Weston Park Hospital’s Cancer Charity has recruited a research expert to develop a new simple blood test for melanoma skin cancer patients.
Dr Shobna Silva will conduct research into a test, which could be used in the future to identify patients who have suffered a relapse.
Fortunately, over two-thirds of melanoma patients are cured of their cancer, but up to 20 per cent experience metastatic relapse, where the melanoma returns and spreads.
At present, on average these patients survive less than a year but new drugs including immunotherapies have recently been developed and have shown great promise.
Results from Dr Silva’s study will hopefully determine whether a blood test can identify patients who have relapsed as early as possible so they can be treated more quickly, potentially improving their lifespan.
Weston Park Hospital Cancer Charity fundraising Manager, Helen Gentle said: “It is absolutely crucial that we invest in the next generation of cancer researchers who will take us one step closer to our ultimate goal of beating cancer.
“The cancer charity is very proud to fund this vital post and contribute to a ground-breaking local study, with the possibility of benefiting cancer patients all over the world.”
The research study will involve taking blood tests from patients who have been diagnosed with melanoma. Their family members are also being invited to take part by providing blood samples too.

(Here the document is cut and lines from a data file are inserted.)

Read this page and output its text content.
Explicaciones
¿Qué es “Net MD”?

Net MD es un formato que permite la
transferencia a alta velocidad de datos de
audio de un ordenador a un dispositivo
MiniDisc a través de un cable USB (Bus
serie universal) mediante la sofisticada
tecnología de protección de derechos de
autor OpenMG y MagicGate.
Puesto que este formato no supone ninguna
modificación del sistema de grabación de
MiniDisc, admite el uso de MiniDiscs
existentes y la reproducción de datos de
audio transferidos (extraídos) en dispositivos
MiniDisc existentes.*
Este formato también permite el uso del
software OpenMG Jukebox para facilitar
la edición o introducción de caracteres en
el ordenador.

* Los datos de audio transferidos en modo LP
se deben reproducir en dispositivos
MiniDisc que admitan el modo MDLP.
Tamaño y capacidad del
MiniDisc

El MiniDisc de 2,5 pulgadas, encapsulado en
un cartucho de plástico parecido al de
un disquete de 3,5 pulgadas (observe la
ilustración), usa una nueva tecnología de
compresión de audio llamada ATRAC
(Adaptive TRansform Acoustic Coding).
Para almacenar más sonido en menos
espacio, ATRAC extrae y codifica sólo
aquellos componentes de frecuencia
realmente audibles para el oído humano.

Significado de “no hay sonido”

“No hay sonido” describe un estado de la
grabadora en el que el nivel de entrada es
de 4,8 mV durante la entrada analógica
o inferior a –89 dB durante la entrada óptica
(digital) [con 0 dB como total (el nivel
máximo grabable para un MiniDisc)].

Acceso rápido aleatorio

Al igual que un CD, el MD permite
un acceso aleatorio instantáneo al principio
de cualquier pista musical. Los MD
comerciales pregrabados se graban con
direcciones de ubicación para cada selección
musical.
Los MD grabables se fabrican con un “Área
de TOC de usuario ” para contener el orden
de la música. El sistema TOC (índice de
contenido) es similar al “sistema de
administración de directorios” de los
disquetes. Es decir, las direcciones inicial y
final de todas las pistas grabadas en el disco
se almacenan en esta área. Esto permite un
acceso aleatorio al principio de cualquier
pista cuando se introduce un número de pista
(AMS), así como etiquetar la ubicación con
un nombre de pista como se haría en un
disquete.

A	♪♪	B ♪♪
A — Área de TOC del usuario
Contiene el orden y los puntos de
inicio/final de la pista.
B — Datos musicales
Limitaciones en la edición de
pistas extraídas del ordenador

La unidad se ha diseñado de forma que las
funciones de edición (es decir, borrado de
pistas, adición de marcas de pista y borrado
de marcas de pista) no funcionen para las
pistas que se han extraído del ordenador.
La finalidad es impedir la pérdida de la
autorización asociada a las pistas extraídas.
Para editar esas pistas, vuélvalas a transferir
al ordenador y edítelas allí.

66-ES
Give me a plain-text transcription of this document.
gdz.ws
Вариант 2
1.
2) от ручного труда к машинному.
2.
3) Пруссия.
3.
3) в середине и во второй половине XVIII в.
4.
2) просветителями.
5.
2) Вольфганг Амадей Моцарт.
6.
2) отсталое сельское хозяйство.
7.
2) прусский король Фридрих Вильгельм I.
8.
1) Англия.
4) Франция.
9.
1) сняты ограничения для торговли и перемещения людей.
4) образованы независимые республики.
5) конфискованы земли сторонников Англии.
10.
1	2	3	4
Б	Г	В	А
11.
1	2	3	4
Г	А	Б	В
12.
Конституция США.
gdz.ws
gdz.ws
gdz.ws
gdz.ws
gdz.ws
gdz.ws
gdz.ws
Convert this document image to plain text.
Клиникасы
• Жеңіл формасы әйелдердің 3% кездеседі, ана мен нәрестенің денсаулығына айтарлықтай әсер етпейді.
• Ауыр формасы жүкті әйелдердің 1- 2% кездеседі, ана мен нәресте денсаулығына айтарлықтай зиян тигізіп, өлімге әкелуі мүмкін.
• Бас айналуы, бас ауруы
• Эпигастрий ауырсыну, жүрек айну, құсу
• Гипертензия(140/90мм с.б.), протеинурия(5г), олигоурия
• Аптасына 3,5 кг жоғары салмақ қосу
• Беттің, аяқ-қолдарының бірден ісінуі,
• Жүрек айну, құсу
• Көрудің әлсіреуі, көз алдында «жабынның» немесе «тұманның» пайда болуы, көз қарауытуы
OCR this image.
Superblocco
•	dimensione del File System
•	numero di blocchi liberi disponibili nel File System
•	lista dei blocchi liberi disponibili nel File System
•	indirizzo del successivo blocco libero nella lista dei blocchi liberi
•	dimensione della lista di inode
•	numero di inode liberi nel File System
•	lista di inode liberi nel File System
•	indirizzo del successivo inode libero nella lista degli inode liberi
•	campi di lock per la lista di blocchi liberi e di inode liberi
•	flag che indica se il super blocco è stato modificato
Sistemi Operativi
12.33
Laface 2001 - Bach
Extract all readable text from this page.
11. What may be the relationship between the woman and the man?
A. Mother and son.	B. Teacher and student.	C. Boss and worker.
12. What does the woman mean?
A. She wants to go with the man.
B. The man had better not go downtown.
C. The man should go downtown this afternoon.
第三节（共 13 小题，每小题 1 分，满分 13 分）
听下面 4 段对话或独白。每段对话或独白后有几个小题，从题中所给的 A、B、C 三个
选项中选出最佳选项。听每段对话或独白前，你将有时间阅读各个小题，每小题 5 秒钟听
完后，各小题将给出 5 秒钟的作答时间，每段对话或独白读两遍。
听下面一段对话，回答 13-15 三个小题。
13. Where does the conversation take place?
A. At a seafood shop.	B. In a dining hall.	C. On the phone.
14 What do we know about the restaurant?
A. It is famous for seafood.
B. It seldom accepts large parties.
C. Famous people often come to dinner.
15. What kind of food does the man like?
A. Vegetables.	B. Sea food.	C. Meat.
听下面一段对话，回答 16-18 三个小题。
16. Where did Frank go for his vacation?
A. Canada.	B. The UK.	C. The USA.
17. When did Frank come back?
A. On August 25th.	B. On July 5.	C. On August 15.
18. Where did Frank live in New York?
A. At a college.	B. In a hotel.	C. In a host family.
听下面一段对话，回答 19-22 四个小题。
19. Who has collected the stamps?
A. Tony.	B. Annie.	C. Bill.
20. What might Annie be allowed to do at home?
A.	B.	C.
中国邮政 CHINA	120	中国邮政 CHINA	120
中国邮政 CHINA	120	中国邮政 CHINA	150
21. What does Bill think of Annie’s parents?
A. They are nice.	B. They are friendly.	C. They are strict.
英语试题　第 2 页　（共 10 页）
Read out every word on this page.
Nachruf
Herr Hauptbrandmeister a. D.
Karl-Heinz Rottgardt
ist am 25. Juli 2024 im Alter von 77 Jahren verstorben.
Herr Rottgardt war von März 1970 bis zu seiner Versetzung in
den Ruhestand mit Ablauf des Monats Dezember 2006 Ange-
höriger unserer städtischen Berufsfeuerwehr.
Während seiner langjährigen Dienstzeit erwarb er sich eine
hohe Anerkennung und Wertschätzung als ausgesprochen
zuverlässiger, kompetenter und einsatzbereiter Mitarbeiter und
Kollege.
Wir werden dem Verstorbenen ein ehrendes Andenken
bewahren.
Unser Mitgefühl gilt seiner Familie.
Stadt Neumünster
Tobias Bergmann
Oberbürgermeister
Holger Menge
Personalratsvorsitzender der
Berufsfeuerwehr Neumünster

Dr Silva said: “What is particularly inspirational and heartwarming about this clinical study is that while the patients recruited understand that they would have no clinical benefits from being involved personally, they are willing to take part solely to help improve the outcomes for the next generation of melanoma patients.”
Melanoma is the fifth most common cancer in the UK, with around 13,000 new cases of melanoma diagnosed each year. It is also becoming more common in the UK over time, caused partly by increased exposure to UV light from the sun and sunbeds. More than 2,000 people die every year in the UK from melanoma.
Dr Silva said: “The more we can do to prevent primary cases of skin cancer the better. I hope that the public will recognise the importance of staying safe in the sun this summer by using a good sun screen, with both UVA and UVB protection , wearing protective clothing and avoiding the hottest times of the day – 11am to 3pm – where at all possible.
“It’s also very important that we regularly check our skin for any changes and visit your GP promptly if you are worried about any moles or skin changes.”
Funding for Dr Silva’s post coincides with the launch of a new campaign by the Weston Park Hospital Cancer Charity, which asks supporters to ‘Take a Closer Look’ into the vital cancer research projects being undertaken at the hospital.